Intervention de Jean-François Delfraissy

Commission d'enquête sur la grippe A — Réunion du 2 juin 2010 : 1ère réunion
Audition de M. Jean-François delFraissy directeur de l'institut de microbiologie et des maladies infectieuses à l'institut national de la santé et de la recherche médicale inserm

Jean-François Delfraissy :

a ensuite exposé qu'au début du moins de mai 2009, le Gouvernement avait confié à l'Institut de microbiologie et des maladies infectieuses (IMMI) la mission d'organiser la recherche sur la pandémie H1N1. Il a rappelé qu'il n'était pas un spécialiste de la grippe, mais qu'il avait une longue expérience de la recherche sur les maladies infectieuses et que c'est, semble-t-il, comme organisateur de recherche qu'il avait été chargé de cette tâche, qui lui a permis d'apprendre beaucoup sur la grippe.

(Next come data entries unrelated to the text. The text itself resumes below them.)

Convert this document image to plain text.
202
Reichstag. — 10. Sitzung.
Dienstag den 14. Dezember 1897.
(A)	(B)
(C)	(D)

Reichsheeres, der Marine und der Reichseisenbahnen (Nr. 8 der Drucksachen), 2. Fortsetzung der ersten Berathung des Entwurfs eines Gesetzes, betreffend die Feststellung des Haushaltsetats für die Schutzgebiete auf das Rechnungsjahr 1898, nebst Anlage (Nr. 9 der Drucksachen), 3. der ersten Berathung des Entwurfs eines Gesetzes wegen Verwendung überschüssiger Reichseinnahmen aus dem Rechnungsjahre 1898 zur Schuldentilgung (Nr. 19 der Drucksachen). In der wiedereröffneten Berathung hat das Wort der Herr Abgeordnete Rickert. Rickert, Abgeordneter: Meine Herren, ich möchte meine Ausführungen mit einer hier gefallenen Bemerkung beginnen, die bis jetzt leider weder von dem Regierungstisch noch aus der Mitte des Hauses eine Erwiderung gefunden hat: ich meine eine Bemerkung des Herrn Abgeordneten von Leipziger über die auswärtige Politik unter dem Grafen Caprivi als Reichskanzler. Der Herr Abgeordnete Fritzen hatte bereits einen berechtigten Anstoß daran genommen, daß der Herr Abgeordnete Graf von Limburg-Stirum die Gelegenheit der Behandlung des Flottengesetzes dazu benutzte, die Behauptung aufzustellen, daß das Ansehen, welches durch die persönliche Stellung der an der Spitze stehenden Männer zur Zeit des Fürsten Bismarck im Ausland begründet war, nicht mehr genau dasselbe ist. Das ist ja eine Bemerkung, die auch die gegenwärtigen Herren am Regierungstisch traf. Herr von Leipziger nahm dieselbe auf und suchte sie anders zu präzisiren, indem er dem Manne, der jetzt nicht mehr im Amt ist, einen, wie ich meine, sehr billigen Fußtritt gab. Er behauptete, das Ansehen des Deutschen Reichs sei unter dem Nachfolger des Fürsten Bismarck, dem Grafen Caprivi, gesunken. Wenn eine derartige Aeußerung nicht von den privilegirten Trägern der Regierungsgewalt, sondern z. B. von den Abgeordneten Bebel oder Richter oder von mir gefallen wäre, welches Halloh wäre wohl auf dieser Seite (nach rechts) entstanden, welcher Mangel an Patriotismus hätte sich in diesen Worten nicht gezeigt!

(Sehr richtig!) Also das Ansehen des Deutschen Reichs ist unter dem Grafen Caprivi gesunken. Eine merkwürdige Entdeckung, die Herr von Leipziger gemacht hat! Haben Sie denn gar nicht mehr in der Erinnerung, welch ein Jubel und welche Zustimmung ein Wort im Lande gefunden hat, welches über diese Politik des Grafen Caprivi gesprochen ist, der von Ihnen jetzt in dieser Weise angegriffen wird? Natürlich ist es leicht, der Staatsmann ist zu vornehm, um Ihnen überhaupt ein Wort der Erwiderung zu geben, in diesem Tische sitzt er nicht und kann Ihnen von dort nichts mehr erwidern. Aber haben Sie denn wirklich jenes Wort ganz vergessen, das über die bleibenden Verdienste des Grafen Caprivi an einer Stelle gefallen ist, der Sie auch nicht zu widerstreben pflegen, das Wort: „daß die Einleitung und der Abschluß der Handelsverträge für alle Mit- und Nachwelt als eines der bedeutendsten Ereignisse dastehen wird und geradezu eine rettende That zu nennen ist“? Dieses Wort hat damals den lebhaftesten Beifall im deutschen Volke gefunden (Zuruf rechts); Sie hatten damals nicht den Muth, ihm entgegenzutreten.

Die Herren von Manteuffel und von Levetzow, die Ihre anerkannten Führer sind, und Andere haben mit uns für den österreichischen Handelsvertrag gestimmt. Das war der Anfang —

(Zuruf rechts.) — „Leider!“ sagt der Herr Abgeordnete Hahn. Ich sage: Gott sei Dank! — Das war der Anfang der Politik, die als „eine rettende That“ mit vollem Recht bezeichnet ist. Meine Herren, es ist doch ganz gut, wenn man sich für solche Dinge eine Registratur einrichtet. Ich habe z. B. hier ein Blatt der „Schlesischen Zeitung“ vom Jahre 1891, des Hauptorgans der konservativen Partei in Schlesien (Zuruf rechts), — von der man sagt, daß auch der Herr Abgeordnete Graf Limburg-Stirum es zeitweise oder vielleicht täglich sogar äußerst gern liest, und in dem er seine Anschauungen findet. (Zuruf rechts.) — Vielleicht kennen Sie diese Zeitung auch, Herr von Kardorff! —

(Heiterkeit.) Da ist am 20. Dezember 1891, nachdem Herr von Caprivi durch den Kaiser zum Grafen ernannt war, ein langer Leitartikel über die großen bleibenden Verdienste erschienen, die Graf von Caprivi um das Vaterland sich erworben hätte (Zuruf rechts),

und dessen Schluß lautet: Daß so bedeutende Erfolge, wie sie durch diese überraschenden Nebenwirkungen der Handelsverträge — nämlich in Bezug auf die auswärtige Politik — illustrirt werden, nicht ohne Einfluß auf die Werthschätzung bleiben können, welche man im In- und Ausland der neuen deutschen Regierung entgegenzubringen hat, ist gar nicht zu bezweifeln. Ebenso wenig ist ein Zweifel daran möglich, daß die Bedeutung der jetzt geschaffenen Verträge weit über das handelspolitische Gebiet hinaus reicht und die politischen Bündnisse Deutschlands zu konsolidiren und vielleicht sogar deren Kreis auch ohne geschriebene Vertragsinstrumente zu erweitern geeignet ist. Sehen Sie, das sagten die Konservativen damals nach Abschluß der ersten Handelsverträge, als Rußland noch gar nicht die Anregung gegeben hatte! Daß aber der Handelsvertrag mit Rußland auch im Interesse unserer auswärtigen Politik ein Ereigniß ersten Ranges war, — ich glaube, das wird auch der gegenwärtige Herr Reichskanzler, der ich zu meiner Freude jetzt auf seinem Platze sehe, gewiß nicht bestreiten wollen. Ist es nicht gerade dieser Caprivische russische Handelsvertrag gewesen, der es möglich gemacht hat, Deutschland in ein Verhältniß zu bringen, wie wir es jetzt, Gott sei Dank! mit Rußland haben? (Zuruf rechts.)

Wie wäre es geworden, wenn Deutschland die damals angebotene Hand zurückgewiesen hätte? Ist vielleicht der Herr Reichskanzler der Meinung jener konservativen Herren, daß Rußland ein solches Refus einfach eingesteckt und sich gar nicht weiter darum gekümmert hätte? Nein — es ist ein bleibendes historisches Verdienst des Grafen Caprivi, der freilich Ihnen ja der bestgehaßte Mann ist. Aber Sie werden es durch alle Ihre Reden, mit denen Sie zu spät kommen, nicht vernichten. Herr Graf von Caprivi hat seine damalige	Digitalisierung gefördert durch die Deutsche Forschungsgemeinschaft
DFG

L'organisation de la recherche sur la pandémie H1N1 a dû se faire dans l'urgence et cette expérience est riche d'enseignement de méthode sur la recherche dans l'urgence en général, ainsi que sur la façon dont on pourra, à l'avenir, construire la recherche sur une autre maladie émergente.

Ainsi, il a fallu à la fois construire et animer une recherche, mais aussi trouver les financements nécessaires. Il a fallu simultanément lancer des projets ambitieux, allant des sciences humaines à la virologie, mettre en place des équipes, définir les protocoles, animer des tables rondes et multiplier les démarches pour le financement auprès des ministères, de la Direction générale de la santé, des structures d'Etat et éventuellement des laboratoires pharmaceutiques, qui ont participé à ce financement.

Dans d'autres Etats Européens, a observé M. Jean-François Delfraissy, on a procédé différemment et des moyens ont été alloués d'emblée aux programmes d'urgence, par exemple en Allemagne ou en Grande-Bretagne. En France, on a dû lancer des projets en espérant que le financement suive, ce qui n'est pas ce que l'on peut faire de mieux en matière d'organisation.

Des projets de recherche ont été menés sur différents aspects.

Sur les aspects cliniques, en particulier, des essais de vaccination sur les populations les plus fragiles, comme les transplantés rénaux, les cancéreux, les immunodéficitaires, ont été lancés. Au total, ces études cliniques ont concerné 11 00 personnes, ce qui est très important. En immunologie, les projets portaient sur la recherche des marqueurs virologiques, immunologiques et génétiques, sur la compréhension des formes graves, comme on le fait pour la tuberculose : pourquoi des personnes en bonne santé développent-elles, en 48 heures seulement, des formes graves, voire fatales, alors que le virus est plutôt bien supporté par d'autres ? En virologie, des projets sur la recombinaison de virus ont été menés avec le laboratoire P4 de Lyon.

Enfin, ont également été lancés des projets transversaux, en sciences sociales, qui ont représenté 15 % du total, avec l'équipe du professeur Jean-Paul Moatti, de l'INSERM de Marseille : ils portaient notamment sur la vaccination, sur la position des médecins généralistes, autant d'études qui dépassent, par leurs enseignements, l'épisode de la pandémie H1N1.

Ce programme a été construit dans l'urgence, entre mai et septembre 2009. Après avoir observé la pandémie entre octobre et décembre et constaté qu'elle n'était pas aussi grave qu'attendue, il a été « déconstruit » à partir de janvier, M. Jean-François Delfraissy a remarqué que c'était la première fois qu'il suivait une telle démarche.

Au total, 12 millions d'euros ont pu être mobilisés pour financer ces recherches, venus du ministère de la recherche, de l'INSERM, du ministère de la santé, de l'ANRS, mais aussi des laboratoires pharmaceutiques - dont la participation, cependant, ne dépasse pas quelques centaines de milliers d'euros.

rappelant que le débat sur l'indépendance de la recherche est très ancien, a précisé que, dès le mois de juin, il avait demandé à tous les participants à ce programme de déclarer leurs liens éventuels avec l'industrie pharmaceutique.

Il a ensuite souhaité, rétrospectivement, exprimer deux regrets. D'abord, celui de s'être trompé, non pas sur la gravité de la maladie mais sur l'importance de la désorganisation sociétale qui aurait pu en résulter, à l'exemple de ce que l'on a observé à Buenos-Aires ou à Mexico, et qu'il avait surestimée. Ensuite, il est regrettable de n'avoir pas trouvé les moyens d'associer la société civile aux démarches suivies, comme le fait couramment l'ANRS. Dans la lutte contre le sida, les patients sont représentés à tous les niveaux de la décision publique. Mais pour la grippe, qui pouvait représenter les patients à venir ? Ce point a été débattu, notamment pour les femmes enceintes, sans trouver de solution.